You really want a source for the fact that his site was a piracy haven? Are you that naïve? The man has a history of criminality, including embezzlement plus the people that are defending him are the same people who complain about Hollywood and the RIAA. If he wasn't facilitating global piracy then Hollywood and the RiAA are irrelevant in any arguments about this case. If he's innocent, he'll have his day in court.
> If he's innocent, he'll have his day in court.

Are you really that naive? I don't want to be dramatic, but take current events into account (Julian Assange, the NDAA, Guantanamo). There is plenty of abuse.

The question is not whether people used Mega Upload for piracy, its whether or not their service complied with the law (DMCA). For example: if I mail narcotics, is the Post Office breaking the law? If I Drop Box a pirated movie to a friend, is Drop Box breaking the law? Plenty of people email files around, do you think Google checks for/blocks any pirated attachments? Youtube? Come on, what song can't you find on youtube uploaded by some random person who added the lyrics. I'd be willing to bet that much more "pirated content" is streamed through youtube than ever was through MU.
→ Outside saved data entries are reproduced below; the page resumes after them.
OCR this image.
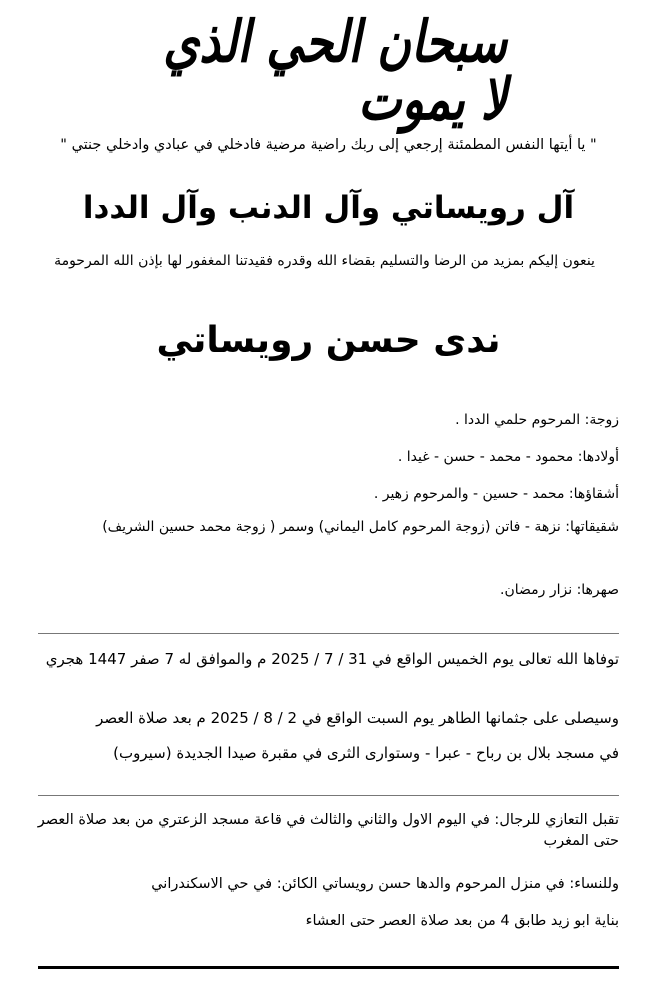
سبحان الحي الذي لا يموت
" يا أيتها النفس المطمئنة إرجعي إلى ربك راضية مرضية فادخلي في عبادي وادخلي جنتي "
آل رويساتي وآل الدنب وآل الددا
ينعون إليكم بمزيد من الرضا والتسليم بقضاء الله وقدره فقيدتنا المغفور لها بإذن الله المرحومة
ندى حسن رويساتي
زوجة: المرحوم حلمي الددا .
أولادها: محمود - محمد - حسن - غيدا .
أشقاؤها: محمد - حسين - والمرحوم زهير .
شقيقاتها: نزهة - فاتن (زوجة المرحوم كامل اليماني) وسمر ( زوجة محمد حسين الشريف)
صهرها: نزار رمضان.
توفاها الله تعالى يوم الخميس الواقع في 31 / 7 / 2025 م والموافق له 7 صفر 1447 هجري
وسيصلى على جثمانها الطاهر يوم السبت الواقع في 2 / 8 / 2025 م بعد صلاة العصر
في مسجد بلال بن رباح - عبرا - وستوارى الثرى في مقبرة صيدا الجديدة (سيروب)
تقبل التعازي للرجال: في اليوم الاول والثاني والثالث في قاعة مسجد الزعتري من بعد صلاة العصر حتى المغرب
وللنساء: في منزل المرحوم والدها حسن رويساتي الكائن: في حي الاسكندراني
بناية ابو زيد طابق 4 من بعد صلاة العصر حتى العشاء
What would you think if China extradited Sergey because people are uploading Chinese artists' music to youtube?

The fact that so many used it for pirated content is only a testament to how easy and scalable his file sharing/transferring service was and their effort to protect their user's privacy. Privacy means a lot to quite a bit of people, me included.

If the post office is aware that you are mailing drugs, then yes, they are liable.
You argue as if MU just ignored DMCA requests, they did not.
You obviously haven't read the indictment. They weren't totally ignoring the takedown requests yes, but they were knowingly assisting and profiting off content they knew was copyrighted.
>> You really want a source for the fact that his site was a piracy haven? Are you that naïve?

IANAL but I figure that for the law to be upheld in an unbiased manner it must be considered naive for all intents and purposes. Simply because that's really not an argument at all, no part in the process can just come up and say "you are being naive not to believe my allegations".

Naivete, common sense, good judgment... those are really just "recourse to infinity" type arguments that only serve the speaker and have no objective meaning whatsoever. They must have no place in applying the law.

He may in reality be guilty as hell (legally of course he is not yet...) but that doesn't mean the law can take shortcuts. What is up with the illegal search warrants?

That is the sort of stuff that people should be concerned about. If they were going about this in a reasonable fashion I'm sure the vast majority of us would not be concerned. Do it properly, and if he is found guilty then so be it, and if he is innocence then so be it. Just do it properly.

Yes. The government can railroad guilty people as well as innocent people.

In fact, it can be worse when they railroad guilty people, because the next time the government cuts corners, people will just think "oh, it's okay, the government wouldn't bring a case unless they had proof. Remember the last guy who claimed that? He was guilty, too."

Dotcom is completely guilty AFAIC, but the state still has the burden to prove that guilt beyond a reasonable doubt to a jury of his peers.

Exactly right. Railroading obviously guilty people concerns me greatly. That's how mob justice works, and it is the reason mob justice is generally seen as unappealing.
What I'm sick of is there are people who choose to ignore the facts, and idolize this man who's entire history for the last two decades revolves around criminal activities and lawsuits.

Providing paid access to pirated content is bad? Maybe hollywood should have taken that business model to heart.